Cette histoire va réenchanter celui qui comprend en qui il a mis sa foi, sa confiance et vers qui il a placé le mal.

      -Pour « petit mouton », un chrétien va forcément y voir l’agneau immolé, celui qui se sacrifie dans le groupe, qui est prêt à donner sa vie pour la survie des autres. Un don de discernement mêlé à une totale abnégation.
     -« Grand bélier » lui, c’est le mâle dominant, protecteur, qui donne l’apparence d’être rempli de force et de sagesse, mais qui se croyant protégé et invincible ne se soucie pas du troupeau, il se réjouit même que les moins considérés disparaissent. Il est fourbe et menteur et ne voit que ses intérêts personnels. Alors, il sera pris à son propre piège. Il dort, il ne veille pas et cette condition sera sa perte.
     -« Le loup » qui apparaît comme le mal, le destructeur, souvent invisible, attaquant la nuit venue, pour ne pas être reconnu ; ce loup n’est-ce pas le même qui prend une apparence d’épidémies, de catastrophes, de mauvaises nouvelles dans nos vies ?
Pourtant le loup, c’est bien le mal nécessaire qui va permettre au troupeau de savoir qui est qui.
Le loup n’est-il pas celui qui va par ses attaques et pour finir, sa mort, réenchanter le troupeau ?
Si le loup n’était pas venu les attaquer, petit mouton n’aurait jamais été considéré comme le plus sage de tous, et grand bélier aurait toujours porté la couronne du digne chef sage et protecteur.

Alors, certains peuvent aussi n’y voir aucun enchantement dans cette histoire.
Elle est beaucoup trop puérile, nous ne sommes plus des enfants,  jamais les choses ne se passent ainsi et les animaux que nous sommes aussi ne répondent qu’à leur instinct de survie.
Nous sommes de simples moutons et nous suivons toujours un leader, un groupe et chacun est un peu prédestiné par ce qu’il est au départ (un prédateur, un meneur ou un suiveur).
Ceux qui pensent ainsi ont parfaitement le droit de le faire, mais ils sont en fait comme « grand bélier » et ils répondent à ma troisième question : ils préfèrent voir disparaître en premier les moutons qu’ils considèrent comme moins méritants, (les plus faibles, ou les différents des autres).

Cette vision des choses, les protègent, eux, et ils se réfugient dans le déni.
C’est leur moyen pour dissimuler leur peur, grâce à un mensonge qui les rassure ; un mensonge qui leur fait croire à une sanctification gagnée par leur supériorité.
Mais quand vient la disparition de grand bélier, en qui mettront-ils leur confiance ? Toujours dans leur bonne étoile ?

Jésus dans une de ses paraboles (Jean chapitre 10) ne prend pas l’exemple de grand bélier mais parle d’un mercenaire : « le mercenaire, qui n'est pas le berger, et à qui n'appartiennent pas les brebis, voit venir le loup, abandonne les brebis, et prend la fuite; et le loup les ravit et les disperse.
Le mercenaire s'enfuit, parce qu'il est mercenaire, et qu'il ne se met point en peine des brebis ». 

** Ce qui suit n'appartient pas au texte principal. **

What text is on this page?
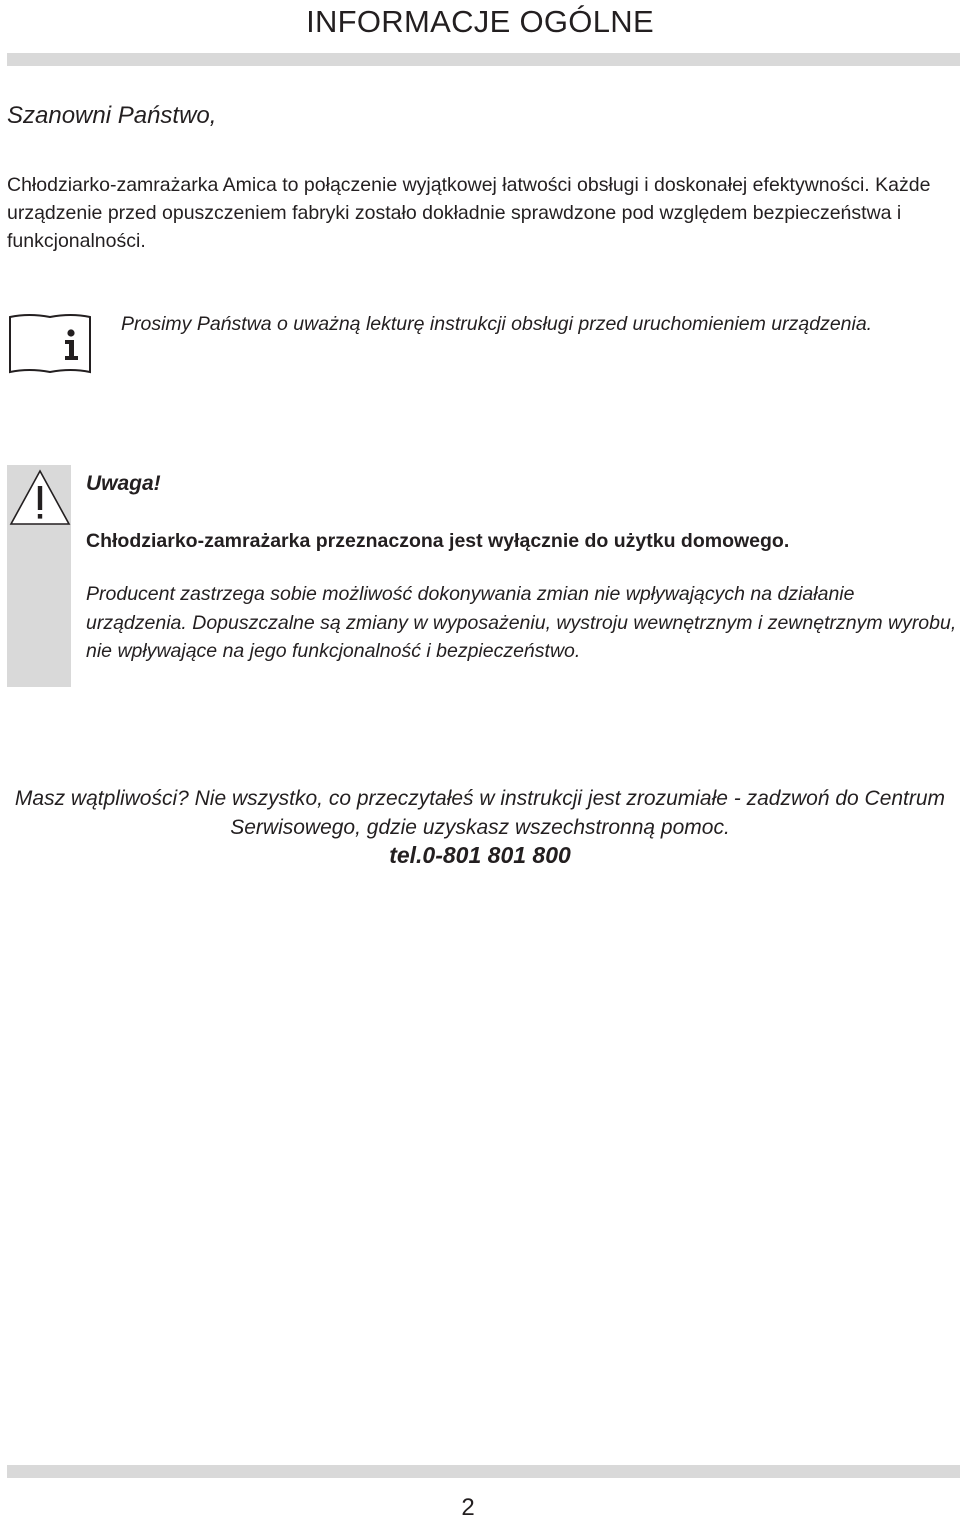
INFORMACJE OGÓLNE
Szanowni Państwo,

Chłodziarko-zamrażarka Amica to połączenie wyjątkowej łatwości obsługi i doskonałej efektywności. Każde urządzenie przed opuszczeniem fabryki zostało dokładnie sprawdzone pod względem bezpieczeństwa i funkcjonalności.

Prosimy Państwa o uważną lekturę instrukcji obsługi przed uruchomieniem urządzenia.

Uwaga!

Chłodziarko-zamrażarka przeznaczona jest wyłącznie do użytku domowego.

Producent zastrzega sobie możliwość dokonywania zmian nie wpływających na działanie urządzenia. Dopuszczalne są zmiany w wyposażeniu, wystroju wewnętrznym i zewnętrznym wyrobu, nie wpływające na jego funkcjonalność i bezpieczeństwo.

Masz wątpliwości? Nie wszystko, co przeczytałeś w instrukcji jest zrozumiałe - zadzwoń do Centrum Serwisowego, gdzie uzyskasz wszechstronną pomoc.

tel.0-801 801 800

2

Alors, bizarrement parmi ceux qui écoutaient Jésus de Nazareth raconter l’histoire, les mercenaires se sont mis à réagir en premier et ceux qui ont été enchantés ensuite:
Les mercenaires qu’ont-ils répliqués ?
 « Il a un démon, il est fou; pourquoi l'écoutez-vous? 
Et les enchantés ?
 « Ce ne sont pas les paroles d'un démoniaque; un démon peut-il ouvrir les yeux des aveugles? »

Cette histoire, décidément, montre qu’il y a un moment pour chacun et un temps pour chacun aussi, pour que l’enchantement du début se transforme en désenchantement, et pour finir en un nouvel enchantement.
Le mensonge, la peur, l’idolâtrie quand ces esprits auront fini de régner, ils laisseront place à un véritable enchantement.
Voilà le nouvel enchantement voulu par Christ: « Détruisez ce temple (cette bergerie) et en trois jours je le reconstruirai ».